MANUELA MESSINA per la Stampa
VITTORIO SGARBI
Esiste «un’epica Sgarbiana» per la Corte d’Appello di Milano. Un argomento cultural-giuridico che emerge dalle motivazioni dalla sentenza con cui i giudici nel febbraio scorso hanno prosciolto il critico d’arte dall’accusa di avere minacciato dei carabinieri durante un litigio avuto a Expo tre anni prima.
I fatti: è il 22 maggio 2015, l’esposizione universale è stata inaugurata da una ventina di giorni, e l’ex parlamentare è atteso alla presentazione della mostra Il tesoro d’Italia, di cui fanno parte opere da lui scelte. È in ritardo e senza accredito, ma pretende di entrare comunque, a bordo di una macchina guidata dal suo autista di fiducia Nicola Mascellani. I militari lo bloccano, e comincia il battibecco.
sgarbi
Volano parole grosse. «Sei un fascista – dice Sgarbi all’indirizzo di un carabiniere – non fate un c... e ci vedremo in Tribunale. Siete due cogl... vaffanc...!». Quindi risale in auto, prova a forzare il blocco, infine scende di nuovo. E ricomincia l’alterco. «Adesso chiamo il prefetto e Sala (l’ex ad di Expo, ndr) perché c’è un Duce che non mi fa entrare!». E così via.
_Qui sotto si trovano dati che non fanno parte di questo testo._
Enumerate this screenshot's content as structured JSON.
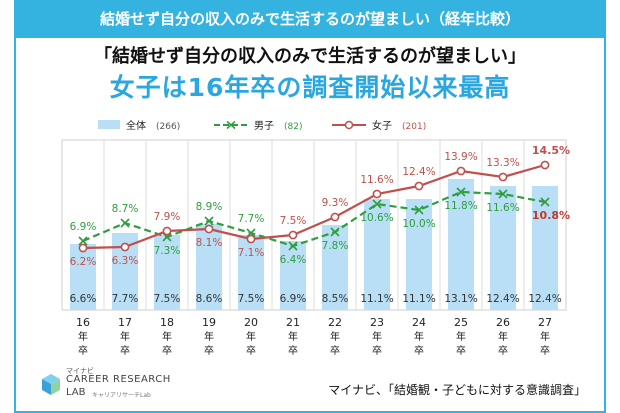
{
  "banner": {
    "title": "結婚せず自分の収入のみで生活するのが望ましい（経年比較）"
  },
  "headline": {
    "line1": "「結婚せず自分の収入のみで生活するのが望ましい」",
    "line2": "女子は16年卒の調査開始以来最高"
  },
  "source_text": "マイナビ、「結婚観・子どもに対する意識調査」",
  "logo": {
    "small": "マイナビ",
    "main": "CAREER RESEARCH",
    "lab": "LAB",
    "sub": "キャリアリサーチLab"
  },
  "chart_data": {
    "type": "bar+line",
    "categories": [
      "16年卒",
      "17年卒",
      "18年卒",
      "19年卒",
      "20年卒",
      "21年卒",
      "22年卒",
      "23年卒",
      "24年卒",
      "25年卒",
      "26年卒",
      "27年卒"
    ],
    "ylim": [
      0,
      17
    ],
    "grid": true,
    "legend_position": "top",
    "series": [
      {
        "name": "全体",
        "n_label": "(266)",
        "kind": "bar",
        "color": "#b8dff5",
        "values": [
          6.6,
          7.7,
          7.5,
          8.6,
          7.5,
          6.9,
          8.5,
          11.1,
          11.1,
          13.1,
          12.4,
          12.4
        ]
      },
      {
        "name": "男子",
        "n_label": "(82)",
        "kind": "line-dashed",
        "color": "#2e9e3e",
        "values": [
          6.9,
          8.7,
          7.3,
          8.9,
          7.7,
          6.4,
          7.8,
          10.6,
          10.0,
          11.8,
          11.6,
          10.8
        ]
      },
      {
        "name": "女子",
        "n_label": "(201)",
        "kind": "line",
        "color": "#c0504d",
        "values": [
          6.2,
          6.3,
          7.9,
          8.1,
          7.1,
          7.5,
          9.3,
          11.6,
          12.4,
          13.9,
          13.3,
          14.5
        ]
      }
    ],
    "label_format": "%"
  }
}
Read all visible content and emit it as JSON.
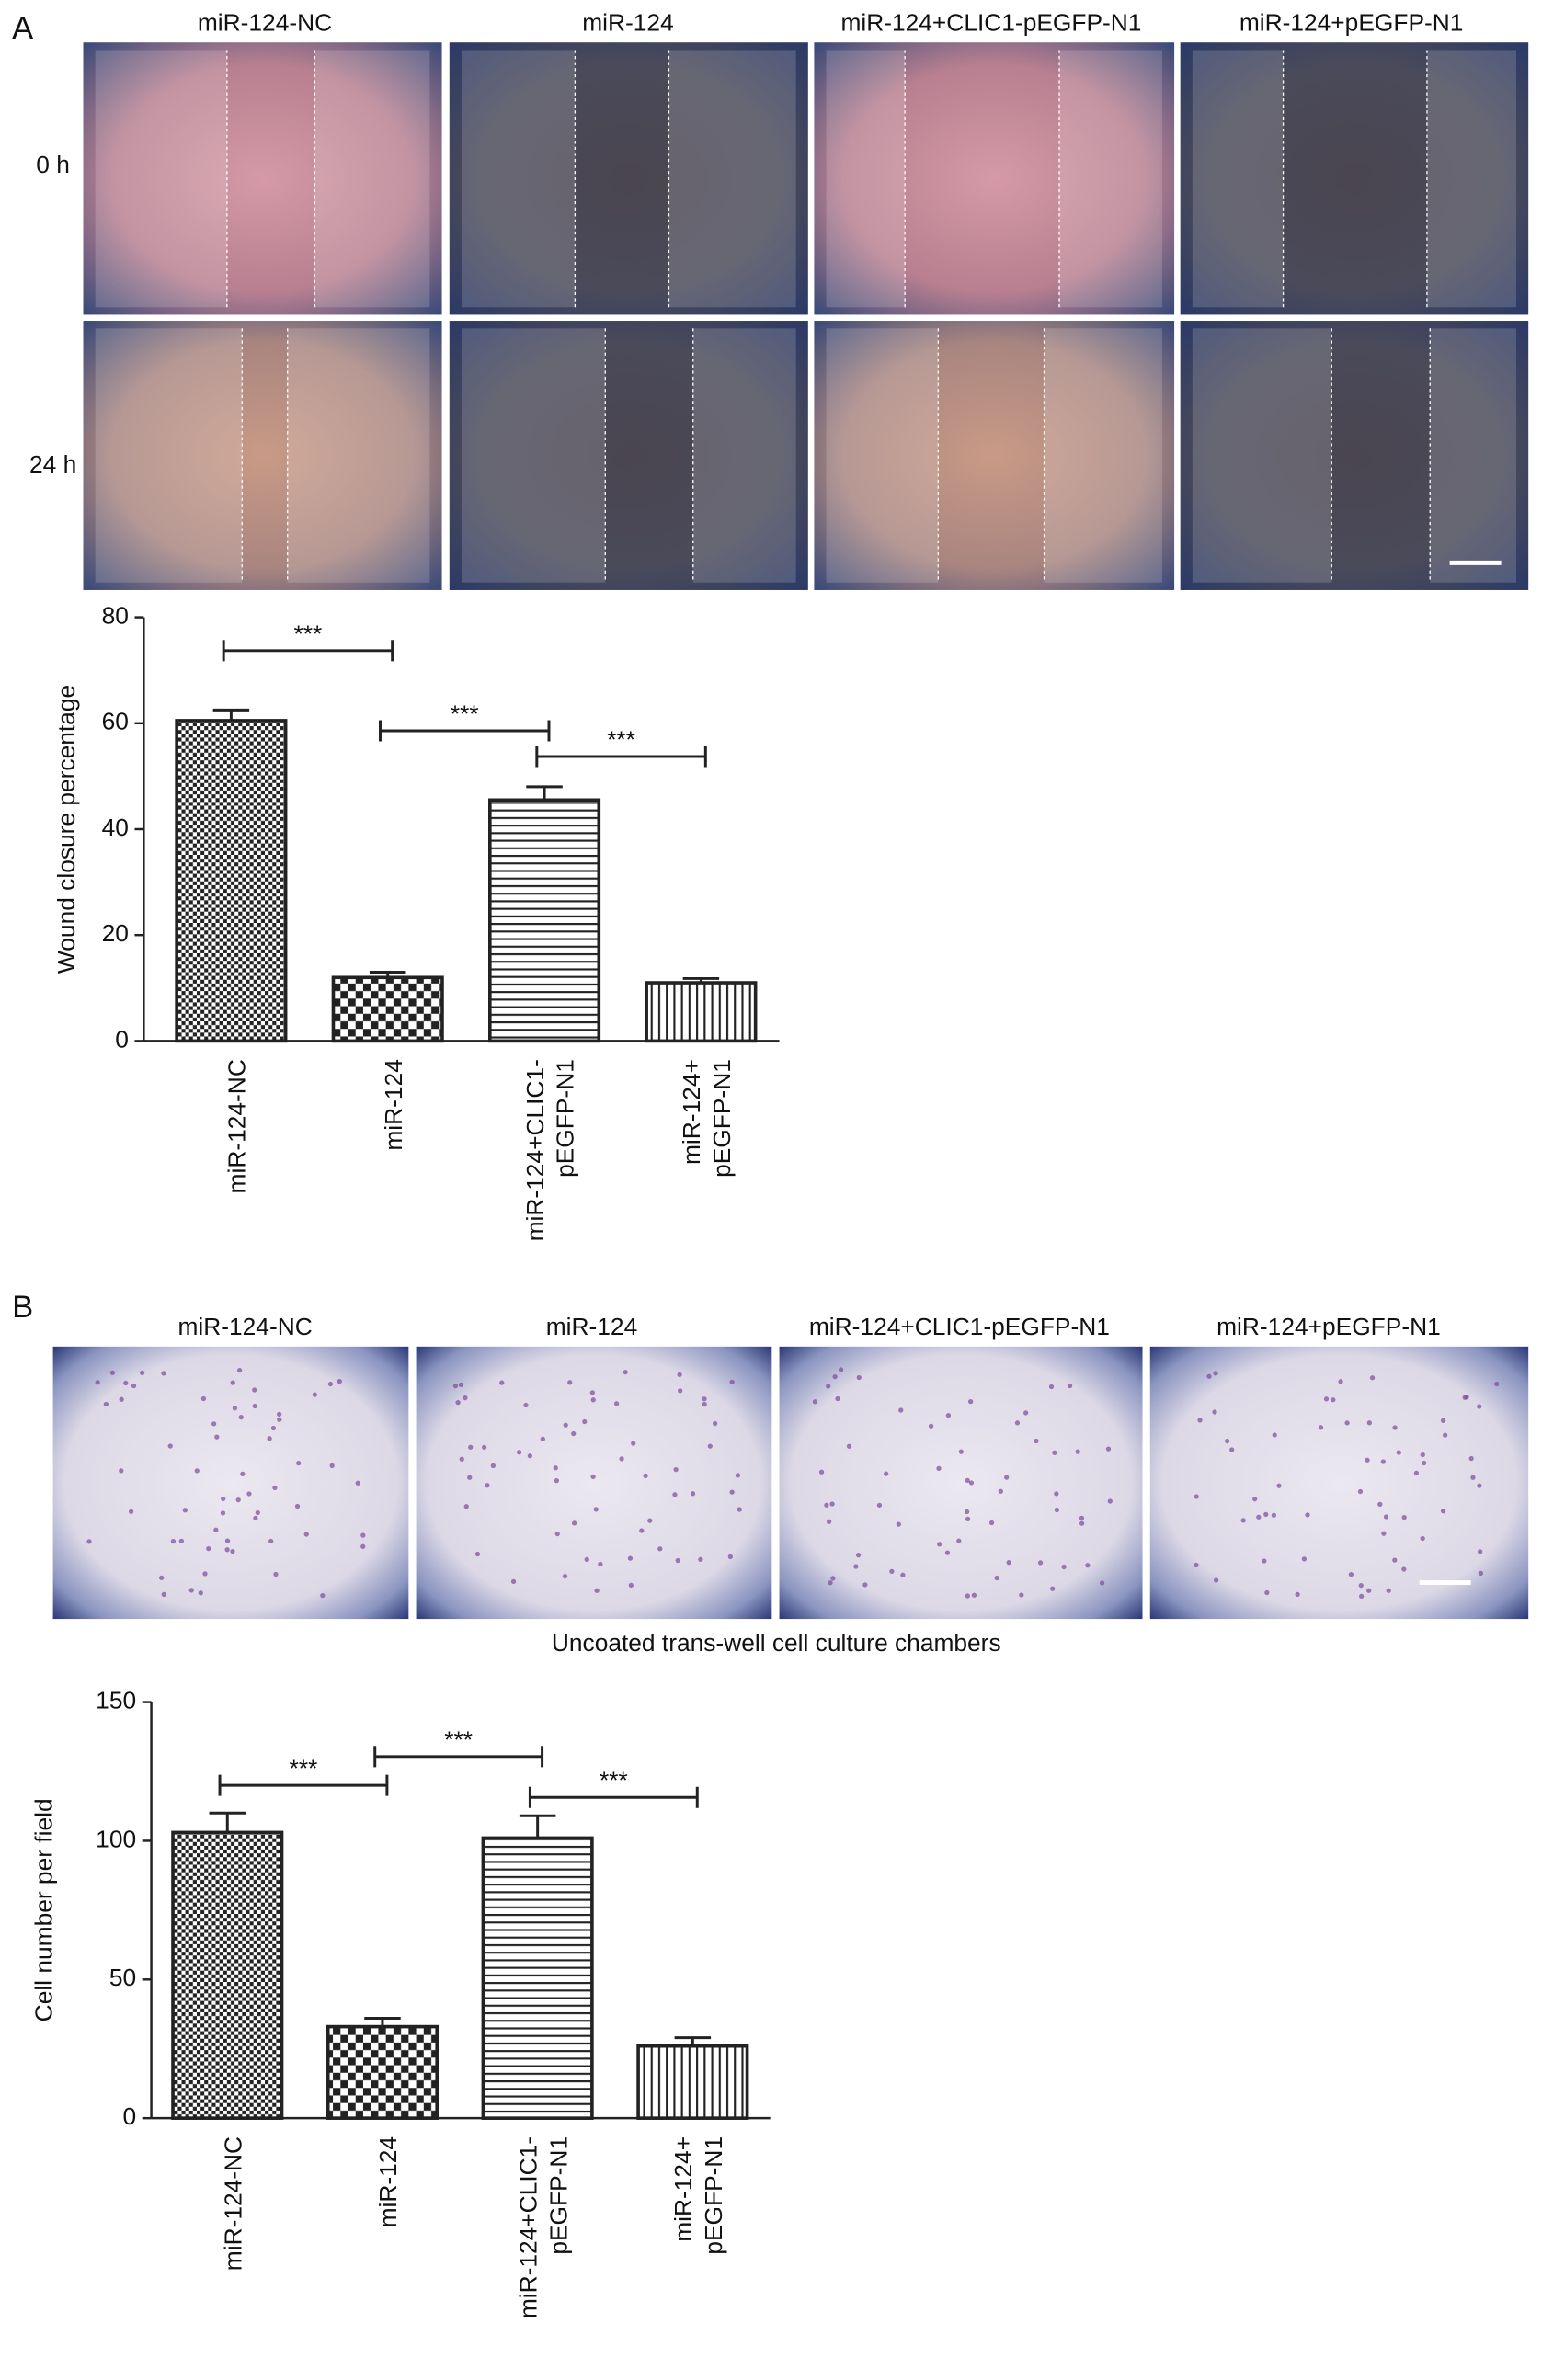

Sgarbi finisce a processo per resistenza a pubblico ufficiale e oltraggio. Risarcisce i carabinieri e l’Arma con 11mila euro, ma viene comunque condannato in primo grado a 5 mesi di reclusione (il suo autista a 4 mesi). Nel febbraio scorso la Corte d’Appello di Milano ribalta il verdetto, accogliendo sia le tesi delle difese di Sgarbi e Mascellani, gli avvocati Giampaolo Cicconi, Paolo Rossi e Andrea Righi, che del sostituto pg Celeste Gravina, hanno stabilito che il reato di resistenza a pubblico ufficiale, contestato originariamente dal pm Elio Ramondini a entrambi gli imputati, sia già stato assorbito da quello di oltraggio. Ed ecco la motivazione.
formigli sgarbi
L’esclamazione «Vi porto in Tribunale», secondo i giudici, non è minacciosa ma rientra nel «consueto approccio forzatamente aggressivo e denigratorio che tale personaggio adotta nelle più svariate occasioni» e contraddistingue «il personaggio come un “brand” o un marchio di fabbrica». E ancora: la frase è «l’esemplificazione pratica e gestuale del suo disprezzo e insofferenza per qualsiasi forma di coercizione e controllo» e fa parte di una «epica “Sgarbiana” (definita efficacemente e condivisibilmente dal pg nella sua requisitoria solo “sgarbata”» e di un «approccio appare macchiettistico, forzato, fuori contesto e sopra le righe da scadere a consunto luogo comune, come una moderna versione del proverbiale (e ridicolo) ’lei non sa chi sono io».